D’un clic, Guy Fortnum quitta le site. Depuis qu’il s’était abonné à Deathbook, sans doute le meilleur réseau social, qui permet aux « orphelins » de communiquer avec leurs défunts, c’était la première fois qu’il cédait à un mouvement de colère. Après tout, sa mère l’avait plongé dans un terrible embarras en mourant sans prévenir, d’un AVC fulgurant qu’aucun signe n’avait laissé présumer. Car, malgré ce qu’il venait d’affirmer, le lavage du linge sale en famille ne faisait qu’empirer. Pas à propos du principal dont le notaire avait réglé le partage sans problème. Mais au sujet de broutilles, la copie d’un bronze de Bugatti, une minuscule sanguine de Degas, un vase en porcelaine de Sèvres que chacun réclamait, le petit cendrier chinois aux trois singes, sans aucune valeur, des albums de photos, des livres papier, des vinyles antiques qui faisaient l’objet de conflits sentimentaux absurdes qui l’épuisaient. Au point qu’en raison d’un blocage qui avait réveillé chez Guy une intense fureur, il ne communiquait plus avec son frère et sa sœur. (Deathbook, 2015)

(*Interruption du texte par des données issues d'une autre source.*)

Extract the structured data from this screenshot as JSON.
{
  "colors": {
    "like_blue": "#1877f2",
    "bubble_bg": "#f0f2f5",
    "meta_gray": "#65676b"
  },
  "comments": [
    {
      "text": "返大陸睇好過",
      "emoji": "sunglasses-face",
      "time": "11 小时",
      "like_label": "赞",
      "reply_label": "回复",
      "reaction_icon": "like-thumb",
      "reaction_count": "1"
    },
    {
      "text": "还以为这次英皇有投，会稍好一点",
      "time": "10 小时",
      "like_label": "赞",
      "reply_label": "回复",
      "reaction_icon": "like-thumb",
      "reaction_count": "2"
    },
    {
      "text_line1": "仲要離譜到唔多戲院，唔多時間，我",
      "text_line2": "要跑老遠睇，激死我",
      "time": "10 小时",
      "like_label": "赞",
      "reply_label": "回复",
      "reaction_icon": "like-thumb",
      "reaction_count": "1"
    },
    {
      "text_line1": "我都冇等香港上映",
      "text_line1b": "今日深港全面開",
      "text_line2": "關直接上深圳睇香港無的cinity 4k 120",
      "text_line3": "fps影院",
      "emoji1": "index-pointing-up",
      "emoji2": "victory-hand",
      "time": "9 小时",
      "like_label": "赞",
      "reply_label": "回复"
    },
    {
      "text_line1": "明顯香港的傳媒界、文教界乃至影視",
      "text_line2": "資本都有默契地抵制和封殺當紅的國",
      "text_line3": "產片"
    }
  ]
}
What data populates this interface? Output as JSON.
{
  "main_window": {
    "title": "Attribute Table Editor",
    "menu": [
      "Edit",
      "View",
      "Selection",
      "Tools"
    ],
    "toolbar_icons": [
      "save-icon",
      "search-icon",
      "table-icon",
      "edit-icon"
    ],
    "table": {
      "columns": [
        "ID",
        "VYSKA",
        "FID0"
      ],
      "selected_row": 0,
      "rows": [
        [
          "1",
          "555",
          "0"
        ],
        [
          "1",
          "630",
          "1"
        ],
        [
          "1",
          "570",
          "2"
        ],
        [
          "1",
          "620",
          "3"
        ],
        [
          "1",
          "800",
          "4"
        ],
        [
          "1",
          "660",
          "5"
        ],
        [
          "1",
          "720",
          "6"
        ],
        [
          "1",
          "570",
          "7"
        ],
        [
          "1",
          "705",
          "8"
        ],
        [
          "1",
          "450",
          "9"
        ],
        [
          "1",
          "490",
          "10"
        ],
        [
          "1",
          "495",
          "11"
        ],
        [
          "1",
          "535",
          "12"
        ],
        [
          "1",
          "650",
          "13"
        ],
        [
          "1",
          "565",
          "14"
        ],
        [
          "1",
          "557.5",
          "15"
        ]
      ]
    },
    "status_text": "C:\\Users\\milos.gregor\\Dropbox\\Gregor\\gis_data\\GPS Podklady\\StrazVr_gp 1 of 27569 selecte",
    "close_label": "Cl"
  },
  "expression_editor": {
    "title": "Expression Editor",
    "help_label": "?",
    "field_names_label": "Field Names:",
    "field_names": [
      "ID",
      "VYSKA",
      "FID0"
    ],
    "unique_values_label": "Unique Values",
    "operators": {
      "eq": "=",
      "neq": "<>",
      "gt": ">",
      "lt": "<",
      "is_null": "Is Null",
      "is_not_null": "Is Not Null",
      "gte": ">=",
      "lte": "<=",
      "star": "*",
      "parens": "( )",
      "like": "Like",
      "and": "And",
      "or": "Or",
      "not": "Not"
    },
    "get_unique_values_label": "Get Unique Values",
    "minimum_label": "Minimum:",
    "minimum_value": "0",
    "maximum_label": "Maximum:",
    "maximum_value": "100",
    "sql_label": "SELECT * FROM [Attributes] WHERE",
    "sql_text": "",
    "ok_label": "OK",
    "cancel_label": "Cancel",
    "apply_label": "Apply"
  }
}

Lorsque l’on évoque la figure tutélaire de Philippe Curval, on pense souvent davantage à ses grands romans, beaucoup d’entre eux largement primés, depuis « L’homme à rebours »(1974), « Cette chère humanité » (1976) ou « Congo Pantin » (1995), jusqu’aux plus récents « Lothar Blues » (2008) ou « Juste à temps »(2013). La parution de ce recueil, « On est bien seul dans l’univers », en octobre 2017 aux éditions La Volte, constitue une occasion rare, pour la lectrice ou le lecteur, de retrouver la quintessence caractéristique de son écriture en forme courte, dans des nouvelles jusqu’à récemment accessibles uniquement par des revues désormais presque introuvables ou par des anthologies épuisées, disponibles seulement (et encore pas toujours) en occasion. Comme l’auteur le confiait en entretien avec Richard Comballot, et en substance, dans l’excellent « Clameurs – Portraits voltés » en 2014, même après avoir écrit plus d’une quinzaine de romans, l’art particulier de la nouvelle, la manière dont il faut y forcer la condensation de l’écriture et de l’idée, demeure peut-être le plus emblématique de toute la science-fiction, encore aujourd’hui, et même bien après qu’une certaine reconnaissance littéraire (toujours insuffisante) en soit intervenue.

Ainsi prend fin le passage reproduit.